Kwong Von Glinow Design Office
Towers within a Tower
Kwong Von Glinow Design Office
20. Juni 2017
Infill Housing (All images courtesy of Kwong Von Glinow Design Office)
Kwong Von Glinow Design Office has been awarded first prize for their project "Towers within a Tower" in the 2017 Hong Kong Pixel Homes Competition. The project responds to current housing shortages in Hong Kong caused by inflationary markets and economic.

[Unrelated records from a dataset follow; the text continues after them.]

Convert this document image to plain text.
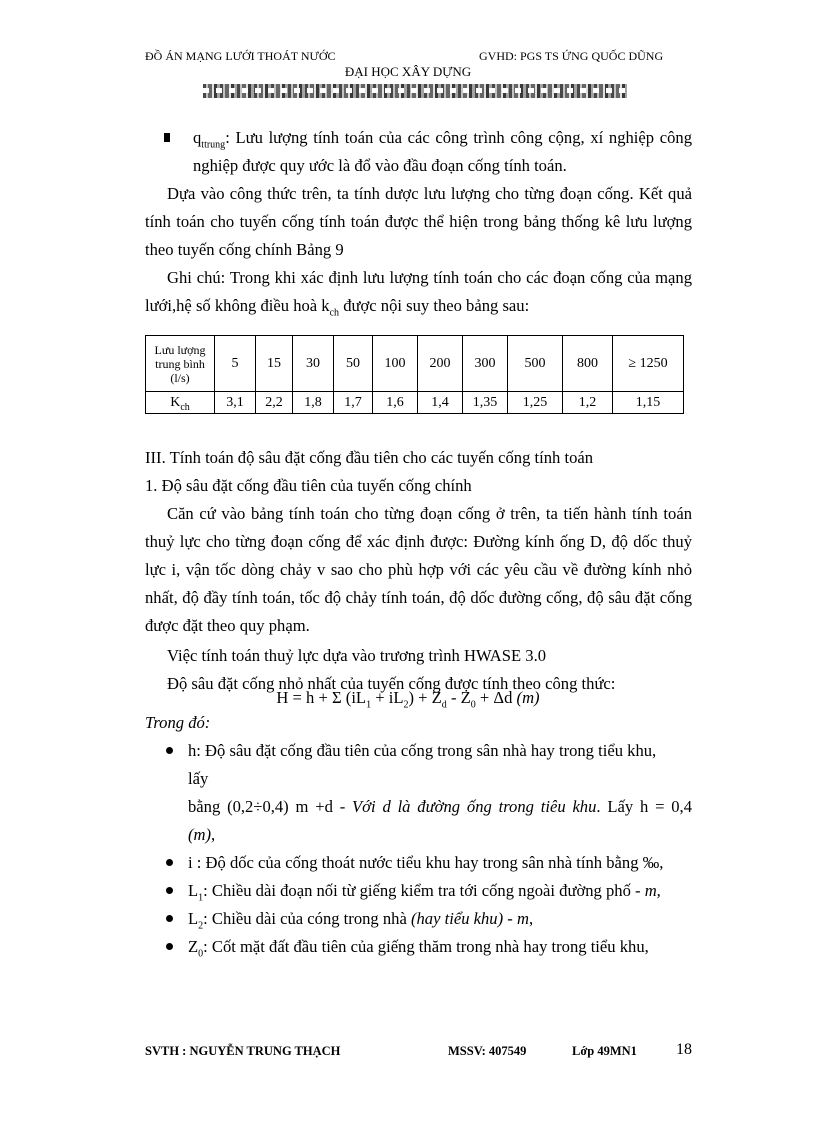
ĐỒ ÁN MẠNG LƯỚI THOÁT NƯỚC	GVHD: PGS TS ỨNG QUỐC DŨNG
ĐẠI HỌC XÂY DỰNG
$q_{ttrung}$: Lưu lượng tính toán của các công trình công cộng, xí nghiệp công nghiệp được quy ước là đổ vào đầu đoạn cống tính toán.

Dựa vào công thức trên, ta tính dược lưu lượng cho từng đoạn cống. Kết quả tính toán cho tuyến cống tính toán được thể hiện trong bảng thống kê lưu lượng theo tuyến cống chính Bảng 9

Ghi chú: Trong khi xác định lưu lượng tính toán cho các đoạn cống của mạng lưới,hệ số không điều hoà $k_{ch}$ được nội suy theo bảng sau:

Lưu lượng trung bình (l/s)	5	15	30	50	100	200	300	500	800	≥ 1250
$K_{ch}$	3,1	2,2	1,8	1,7	1,6	1,4	1,35	1,25	1,2	1,15

III. Tính toán độ sâu đặt cống đầu tiên cho các tuyến cống tính toán

1. Độ sâu đặt cống đầu tiên của tuyến cống chính

Căn cứ vào bảng tính toán cho từng đoạn cống ở trên, ta tiến hành tính toán thuỷ lực cho từng đoạn cống để xác định được: Đường kính ống D, độ dốc thuỷ lực i, vận tốc dòng chảy v sao cho phù hợp với các yêu cầu về đường kính nhỏ nhất, độ đầy tính toán, tốc độ chảy tính toán, độ dốc đường cống, độ sâu đặt cống được đặt theo quy phạm.

Việc tính toán thuỷ lực dựa vào trương trình HWASE 3.0

Độ sâu đặt cống nhỏ nhất của tuyến cống được tính theo công thức:

H = h + Σ $(iL_1 + iL_2) + Z_d - Z_0 + \Delta d$ (m)
Trong đó:
h: Độ sâu đặt cống đầu tiên của cống trong sân nhà hay trong tiểu khu,
lấy
bằng (0,2÷0,4) m +d - Với d là đường ống trong tiêu khu. Lấy h = 0,4
(m),
i : Độ dốc của cống thoát nước tiểu khu hay trong sân nhà tính bằng ‰,
$L_1$: Chiều dài đoạn nối từ giếng kiểm tra tới cống ngoài đường phố - m,
$L_2$: Chiều dài của cóng trong nhà (hay tiểu khu) - m,
$Z_0$: Cốt mặt đất đầu tiên của giếng thăm trong nhà hay trong tiểu khu,
SVTH : NGUYỄN TRUNG THẠCH	MSSV: 407549	Lớp 49MN1 18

Team: Lap Chi Kwong, Alison Von Glinow, in collaboration with Kevin Lamyuktseung
Tower within a Tower
Our proposal “Towers within a Tower” for Pixel Housing is to bring Hong Kong’s urban verticality into the apartment unit itself. In our proposal, apartment spaces, typically inhabited as horizontal slices, are stacked one atop the other vertically. Each apartment unit therefore becomes its own tower. When the units aggregate next to one another, they produce shared outdoor spaces: a local neighborhood at every level. Read from both outside and within the tower, residents can lay the claim “That’s my tower.”
Rooftop Housing
While great variation can occur through these unit adjacencies, an economy of construction maintains three basic unit types: Studios of 32 m2, Single Bedrooms of 37m2, and Family Units of 42m2. Each of these unit towers are unique in their proportion, organization, and color, to serve the varying needs of each tenant type.
Tower Apartment Units
Each tower unit is composed of prefabricated concrete elements, which, once assembled into boxes, can be easily mounted onto each other with cast-in steel-plate embeds. The concrete frame is clad with colorful ceramic tiles echoing the common construction material of residential towers in Hong Kong. The modularity of the system and minimal material weight allow for economic fabrication and flexible transport. This system can be aggregated across scales, from a four-story rural housing unit to a tower in the city – each time adapting to different ratios of studios, single bedrooms, and family apartments. As a system, the tower unit produces a new typology of residential living, where daily life is framed within pixels.